The University of Nebraska-Lincoln will begin participating in virus sequencing of positive on-campus COVID-19 saliva samples to track the spread of potential COVID-19 variants.

The Nebraska Department of Health and Human Services requested the genomic sequencing to analyze the structure of the virus to discern mutations of COVID-19, which will be done through the Nebraska Public Health Laboratory, according to an update to Nebraska Today’s COVID-19 Digest page on March 28.

Privacy laws prohibit identification of individuals who test positive for COVID-19, and results will be communicated privately and securely to UNL community members through the Safer Community app and UNL’s online portal.

If a variant is found in a campus sample it will be reported to the public, Nebraska Today states.

Tim Timmons, communicable disease supervisor with the Lincoln-Lancaster County Health Department, said viruses tend to mutate over time. This is the same reason a new flu vaccine must be taken each year for different strains of influenza.

He said mutations often do not affect viruses in terms of transmission, severity or effectiveness against vaccines or treatment — three qualities health officials track. Sometimes, however, mutations can have this impact, and some COVID-19 variants are concerning.

“The more the opportunity presents itself for the virus to mutate, the more possibility of the virus mutating,” Timmons said.

As the coronavirus continues to spread and people are infected with COVID-19, there is a greater chance of mutations.

“That’s a real concern, and that’s why the push right now is to get people vaccinated,” Timmons said.

The Centers for Disease Control and Prevention classifies COVID-19 variants in three ways: variants of interest, variants of concern and variants of high consequence.

Variants of interest include two variants first identified in New York and one identified in Brazil. These variants are defined by predicted increases in transmissibility or disease severity or a predicted decrease in efficacy in treatments.

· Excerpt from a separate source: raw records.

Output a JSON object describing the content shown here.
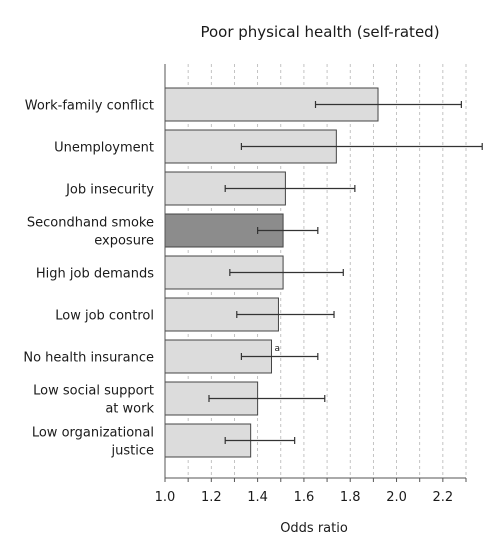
{
  "chart_data": {
    "type": "bar",
    "orientation": "horizontal",
    "title": "Poor physical health (self-rated)",
    "xlabel": "Odds ratio",
    "ylabel": "",
    "xlim": [
      1.0,
      2.3
    ],
    "x_ticks": [
      1.0,
      1.2,
      1.4,
      1.6,
      1.8,
      2.0,
      2.2
    ],
    "x_tick_labels": [
      "1.0",
      "1.2",
      "1.4",
      "1.6",
      "1.8",
      "2.0",
      "2.2"
    ],
    "grid": "vertical dashed",
    "categories": [
      [
        "Work-family conflict"
      ],
      [
        "Unemployment"
      ],
      [
        "Job insecurity"
      ],
      [
        "Secondhand smoke",
        "exposure"
      ],
      [
        "High job demands"
      ],
      [
        "Low job control"
      ],
      [
        "No health insurance"
      ],
      [
        "Low social support",
        "at work"
      ],
      [
        "Low organizational",
        "justice"
      ]
    ],
    "values": [
      1.92,
      1.74,
      1.52,
      1.51,
      1.51,
      1.49,
      1.46,
      1.4,
      1.37
    ],
    "ci_lower": [
      1.65,
      1.33,
      1.26,
      1.4,
      1.28,
      1.31,
      1.33,
      1.19,
      1.26
    ],
    "ci_upper": [
      2.28,
      2.37,
      1.82,
      1.66,
      1.77,
      1.73,
      1.66,
      1.69,
      1.56
    ],
    "highlight_index": 3,
    "annotations": [
      {
        "category_index": 6,
        "text": "a"
      }
    ],
    "colors": {
      "bar_fill": "#dcdcdc",
      "bar_highlight": "#8c8c8c",
      "bar_stroke": "#444444",
      "error_bar": "#333333",
      "grid": "#b5b5b5",
      "axis": "#555555",
      "text": "#1a1a1a"
    }
  }
}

Variants of concern include one variant each first identified in the United Kingdom, Brazil and South Africa and two variants first identified in California. These variants are denoted through evidence for increased transmissibility, severity or reduced effectiveness of treatments or vaccines, among other attributes.

The CDC does not list any variants of high consequence at this time. These variants would have evidence of a significant impact on available therapeutics, potentially including treatments or vaccines.

Of the five identified variants of concern, there is an estimated 50% increase in transmission for the variants identified in the United Kingdom and South Africa — B.1.1.7 and B.1.351, respectively — and about a 20% increase in transmissibility for both variants first identified in California — B.1.427 and B.1.429.

The variant identified in the United Kingdom is also estimated to be more severe based on hospitalizations and fatality rates, while the variants identified in California appear to have a significant impact on authorized therapeutics — the others have a moderate impact on therapeutics.

The CDC also states variants in the United States appear to spread more easily and quickly than other variants. This could lead to more COVID-19 cases, a greater strain on health care resources and more hospitalizations or deaths.

Studies are underway to understand the impact of variants on authorized vaccines, though initial studies suggest antibodies will detect the variants and be effective, according to the CDC.

At UNL, a change in guidance would come not only from the presence of a variant but from the impact, according to Deb Fiddelke, UNL’s chief communication and marketing officer.

There have been three cases of variants confirmed in Lincoln — one case of the B.1.429 variant identified in California, confirmed on Feb. 27, and two cases of the B.1.1.7 variant identified in the United Kingdom, confirmed in Lincoln on March 10 and April 2. 

None of these variants have been linked to the university.

Leslie Reed, UNL’s public affairs director, said UNL’s multi-layered response has been “largely successful” in minimizing the spread of COVID-19 on campus, and she and Fiddelke said UNL will continue to work closely with the health department to identify if there is an impact.

“We’re happy to be able to have this opportunity to just ascertain to what extent if [there are] and to what extent there may be any variants present here,” Fiddelke said.

Nebraska health officials are also looking at the impact of variants and will sequence positive samples from people who previously had COVID-19 infections after their expected 90-day immunity window, Timmons said. This is to see whether the new infection is a result of a variant.

A similar process will also be done with any individual who tests positive two weeks after receiving a COVID-19 vaccination — the time at which individuals should be fully immunized.

The health department is continuing to vaccinate individuals in its priority vaccination phases, but Nebraska residents who are ages 18 years and older are eligible to receive a COVID-19 vaccine through the Federal Retail Pharmacy Program.

UNL issued a statement on Friday and “strongly encouraged” individuals to get a COVID-19 vaccine if they get the opportunity. can assist individuals in finding a vaccination site, and further guidance on finding a COVID-19 vaccine is available here from the CDC.

While the push to get vaccinations continues, Timmons said current COVID-19 guidance, including mask wearing, physical distancing and handwashing, remains.

“Right now it’s kind of a race to get as many people vaccinated as possible so we can take away that opportunity for the virus to continue to mutate and possibly change in such a way that the vaccine may not be as effective,” he said.